The CDKN2A gene (formerly called p16), which is localized to chromosome 9p21, encodes a protein, P16, that belongs to a family of cdk inhibitors. The P16 protein binds to and inhibits CDK4/6, resulting in reduced phosphorylation of RB1 and inhibition of cell-cycle progression through G1. An alternative transcript (formerly called p14) functions to sequester MDM2, thereby stabilizing the TP53 tumour suppressor gene 116.
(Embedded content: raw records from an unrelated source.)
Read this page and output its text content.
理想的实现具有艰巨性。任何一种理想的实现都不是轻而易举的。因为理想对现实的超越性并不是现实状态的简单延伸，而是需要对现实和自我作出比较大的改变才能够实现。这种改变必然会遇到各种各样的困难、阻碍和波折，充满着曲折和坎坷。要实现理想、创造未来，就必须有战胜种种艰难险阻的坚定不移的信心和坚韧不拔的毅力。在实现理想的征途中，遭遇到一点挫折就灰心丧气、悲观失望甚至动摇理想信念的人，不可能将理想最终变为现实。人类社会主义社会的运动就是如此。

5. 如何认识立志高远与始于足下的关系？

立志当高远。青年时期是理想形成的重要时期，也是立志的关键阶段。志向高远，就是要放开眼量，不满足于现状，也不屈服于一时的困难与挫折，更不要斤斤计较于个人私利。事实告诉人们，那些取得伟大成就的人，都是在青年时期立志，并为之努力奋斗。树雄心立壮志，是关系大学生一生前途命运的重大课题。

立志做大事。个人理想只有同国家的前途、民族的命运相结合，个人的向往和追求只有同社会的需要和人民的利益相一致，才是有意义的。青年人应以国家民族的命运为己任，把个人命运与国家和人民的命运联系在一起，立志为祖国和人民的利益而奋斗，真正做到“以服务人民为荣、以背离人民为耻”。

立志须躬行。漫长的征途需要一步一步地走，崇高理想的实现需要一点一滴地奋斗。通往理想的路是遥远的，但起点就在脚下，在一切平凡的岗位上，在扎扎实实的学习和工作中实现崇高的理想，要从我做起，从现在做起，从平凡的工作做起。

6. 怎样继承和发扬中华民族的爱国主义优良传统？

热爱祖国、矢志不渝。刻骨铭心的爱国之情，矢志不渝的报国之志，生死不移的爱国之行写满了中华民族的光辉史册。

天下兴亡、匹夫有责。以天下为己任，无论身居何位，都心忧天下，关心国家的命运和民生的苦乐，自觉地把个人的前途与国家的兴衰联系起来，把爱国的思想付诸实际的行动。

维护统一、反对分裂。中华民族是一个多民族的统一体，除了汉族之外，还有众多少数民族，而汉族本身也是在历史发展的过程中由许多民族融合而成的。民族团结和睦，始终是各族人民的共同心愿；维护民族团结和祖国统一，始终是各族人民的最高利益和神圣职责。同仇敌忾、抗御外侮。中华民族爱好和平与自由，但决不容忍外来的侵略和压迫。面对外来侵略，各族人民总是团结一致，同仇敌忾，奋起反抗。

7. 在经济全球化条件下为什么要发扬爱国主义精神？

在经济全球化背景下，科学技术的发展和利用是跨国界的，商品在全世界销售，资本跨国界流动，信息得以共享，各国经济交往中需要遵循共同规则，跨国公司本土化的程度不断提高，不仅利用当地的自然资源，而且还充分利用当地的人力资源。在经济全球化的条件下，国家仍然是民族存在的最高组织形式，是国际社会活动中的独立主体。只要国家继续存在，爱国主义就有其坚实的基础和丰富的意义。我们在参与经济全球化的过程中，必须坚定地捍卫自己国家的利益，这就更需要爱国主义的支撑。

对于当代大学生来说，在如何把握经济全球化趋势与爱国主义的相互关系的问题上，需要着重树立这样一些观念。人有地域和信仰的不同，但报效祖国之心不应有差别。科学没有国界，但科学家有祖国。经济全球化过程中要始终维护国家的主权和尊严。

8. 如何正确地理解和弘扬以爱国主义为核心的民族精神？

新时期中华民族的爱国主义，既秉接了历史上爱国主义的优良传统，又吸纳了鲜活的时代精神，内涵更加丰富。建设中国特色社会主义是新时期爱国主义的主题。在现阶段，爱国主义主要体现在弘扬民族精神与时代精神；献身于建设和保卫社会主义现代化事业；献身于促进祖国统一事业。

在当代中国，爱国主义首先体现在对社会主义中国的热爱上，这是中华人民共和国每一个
Alterations of CDKN2A are reported frequently in various human malignancies, but mechanisms of CDKN2A inactivation appear to vary between tumour types. Point mutations in Barrett esophagus and esophageal adenocarcinoma are relatively uncommon, but 9p loh and promoter hypermethylation appear to be frequent mechanisms of CDKN2A inactivation 117,118. Although CDKN2A alterations have been the subject of phase 1 and 2 studies only, they are increasingly recognized as critical early molecular lesions associated with clonal proliferation within Barrett epithelia 116.

4. SUMMARY

Despite advances in multimodality therapy, esophageal (Barrett) adenocarcinoma remains a highly lethal malignancy. To substantially improve outcomes with this disease, future management strategies will need to focus on prevention and early detection based on an improved understanding of esophageal tumour biology. Although several molecular alterations in the progression of Barrett esophagus to invasive esophageal adenocarcinoma have been identified, relatively few will ultimately prove to have clinical application. Currently, hgd remains the most reliable predictor of progression to invasive esophageal adenocarcinoma, but potentially promising biomarkers include aneuploidy (dna content greater than 2.7N, or 4N fraction greater than 6%, or both) 95,97, 17p loh and TP53 mutations 96, cyclin D1 protein overexpression 111, and CDKN2A alterations 116,118. It is anticipated that models incorporating a combination of objective scores of sociodemographic and lifestyle risk factors (that is, age, sex, body mass index), severity of gerd, endoscopic and histologic findings, and a panel of biomarkers will be developed to better identify patients with Barrett esophagus at increased risk for malignant progression, leading to more rational endoscopic surveillance and screening programs.